We do tend to receive some questions on a regular basis during the meetings. One consistent question we receive when covering trusts concerns certain very common distribution language found in nearly every revocable living trust on the planet. The question is normally posed like this: What is this line saying that the trust will pay money out to beneficiaries for “support, maintenance, education, and health” really mean? Let us make an attempt to cover that.

The trust laws state that standards of distribution set forth in a trust must be “ascertainable.” In other words, the standards must be clearly measurable. Some of the commonly accepted “ascertainable” standards include support, maintenance, education, and health. Other “ascertainable” standards may include comfort, best interest, and emergency.

Here is a brief explanation of how some of these standards may be interpreted by a trustee and the courts:

Support and Maintenance. Support and maintenance incorporate more than bare necessities. These terms include a beneficiary’s normal living expenses, such as housing, clothing, food, and medical care, according to the beneficiary’s customary standard of living.

Best Interests. Under the less restrictive standard of best interests, the trustee may make distributions allowing a beneficiary to enjoy a high standard of living, covering such niceties as extensive travel, a luxury automobile, or expensive jewelry.

Education. Typically, the term education includes a college or tech school education, but may not necessarily include graduate-level or a professional education unless specified. A client wishing to provide for a grandchild’s pursuit of a medical degree, for example, should communicate those desires when the trust agreement is being drafted. Considerations like travel expenses to and from school and a reasonable allowance for related expenses also should be clarified in the trust document, if so desired.

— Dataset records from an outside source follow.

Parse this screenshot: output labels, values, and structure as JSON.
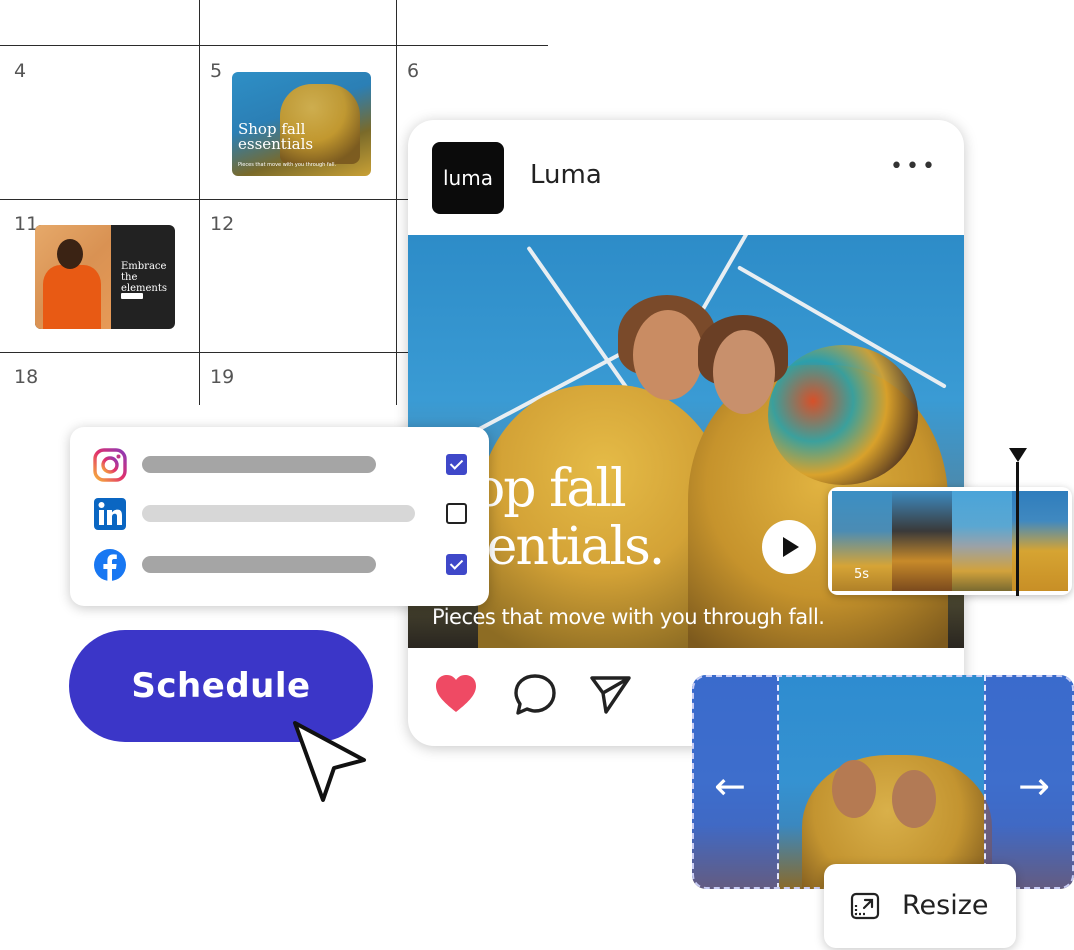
{
  "calendar": {
    "days": [
      "4",
      "5",
      "6",
      "11",
      "12",
      "18",
      "19"
    ],
    "thumb_fall": {
      "headline": "Shop fall essentials",
      "subline": "Pieces that move with you through fall."
    },
    "thumb_elements": {
      "headline": "Embrace the elements"
    }
  },
  "post": {
    "avatar_text": "luma",
    "account_name": "Luma",
    "more_label": "•••",
    "headline_line1": "op fall",
    "headline_line2": "sentials.",
    "tagline": "Pieces that move with you through fall.",
    "actions": [
      "heart-icon",
      "comment-icon",
      "send-icon"
    ],
    "like_color": "#ef4a64"
  },
  "channels": [
    {
      "network": "instagram-icon",
      "checked": true
    },
    {
      "network": "linkedin-icon",
      "checked": false
    },
    {
      "network": "facebook-icon",
      "checked": true
    }
  ],
  "schedule": {
    "label": "Schedule",
    "color": "#3b36c8"
  },
  "timeline": {
    "duration": "5s"
  },
  "crop": {
    "left_arrow": "←",
    "right_arrow": "→",
    "resize_label": "Resize"
  },
  "colors": {
    "accent": "#3f48c9",
    "instagram": "#e1306c",
    "linkedin": "#0a66c2",
    "facebook": "#1877f2"
  }
}
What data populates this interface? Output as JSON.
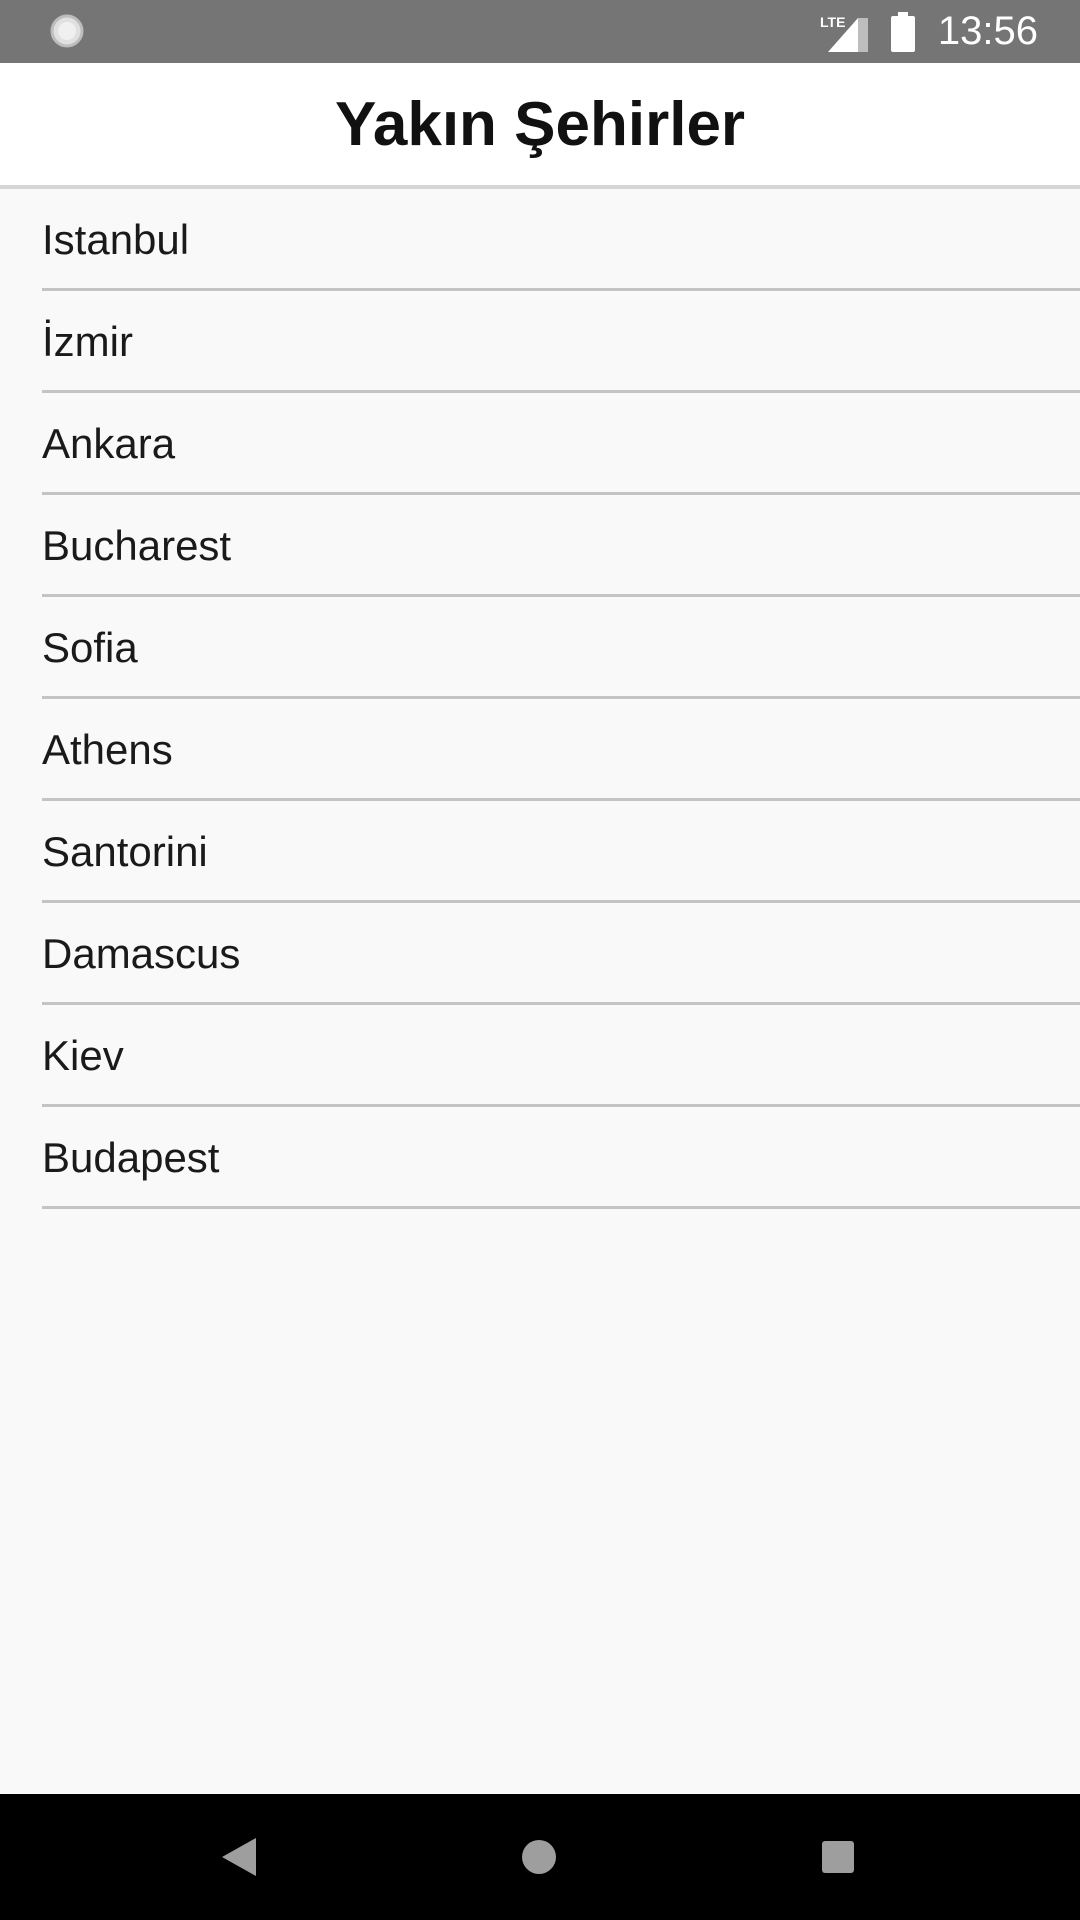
{
  "status_bar": {
    "network_label": "LTE",
    "time": "13:56",
    "left_icon": "loading-circle-icon",
    "signal_icon": "cellular-signal-icon",
    "battery_icon": "battery-full-icon"
  },
  "app_bar": {
    "title": "Yakın Şehirler"
  },
  "cities": [
    {
      "label": "Istanbul"
    },
    {
      "label": "İzmir"
    },
    {
      "label": "Ankara"
    },
    {
      "label": "Bucharest"
    },
    {
      "label": "Sofia"
    },
    {
      "label": "Athens"
    },
    {
      "label": "Santorini"
    },
    {
      "label": "Damascus"
    },
    {
      "label": "Kiev"
    },
    {
      "label": "Budapest"
    }
  ],
  "nav_bar": {
    "back_icon": "back-triangle-icon",
    "home_icon": "home-circle-icon",
    "recents_icon": "recents-square-icon"
  },
  "colors": {
    "status_bar": "#757575",
    "app_bar": "#ffffff",
    "background": "#f9f9f9",
    "divider": "#c4c4c4",
    "nav_bar": "#000000"
  }
}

Health. The term health includes all routine medical care, medication, surgery, and hospitalization, as well as nursing care and mental health expenses. This term is less restrictive than “medical care,” which may not cover expenses for treatment of ailments not universally accepted as medical problems, such as addictions or psychological problems.

Emergency. The term emergency may be determined by a court to be an ascertainable standard pertaining to unusual and unforeseen expenses, but may not be deemed an ascertainable standard by the IRS for tax purposes. To minimize confusion, the client may wish to specify the types of emergencies for which distributions are authorized, such as financial emergencies or those related only to health or maintenance.

While many factors determine the level of access beneficiaries will have to trust assets, understanding the difference between, and nuances of, the “ascertainable” standards named above will go a long way toward helping you communicate your wishes. Ultimately, choosing the provisions for distributions is a balancing act, with tax consequences on one side of the scale and the wishes of the grantor on the other side.

The above discussion is brief and does not do proper homage to the complexity of the standards mentioned. We encourage you, when working on your trust, to spend time discussing what this language means and make sure it meets your objectives. Seeking the counsel of a qualified estate planning attorney is the next step in ensuring beneficiaries are cared for according to your wishes.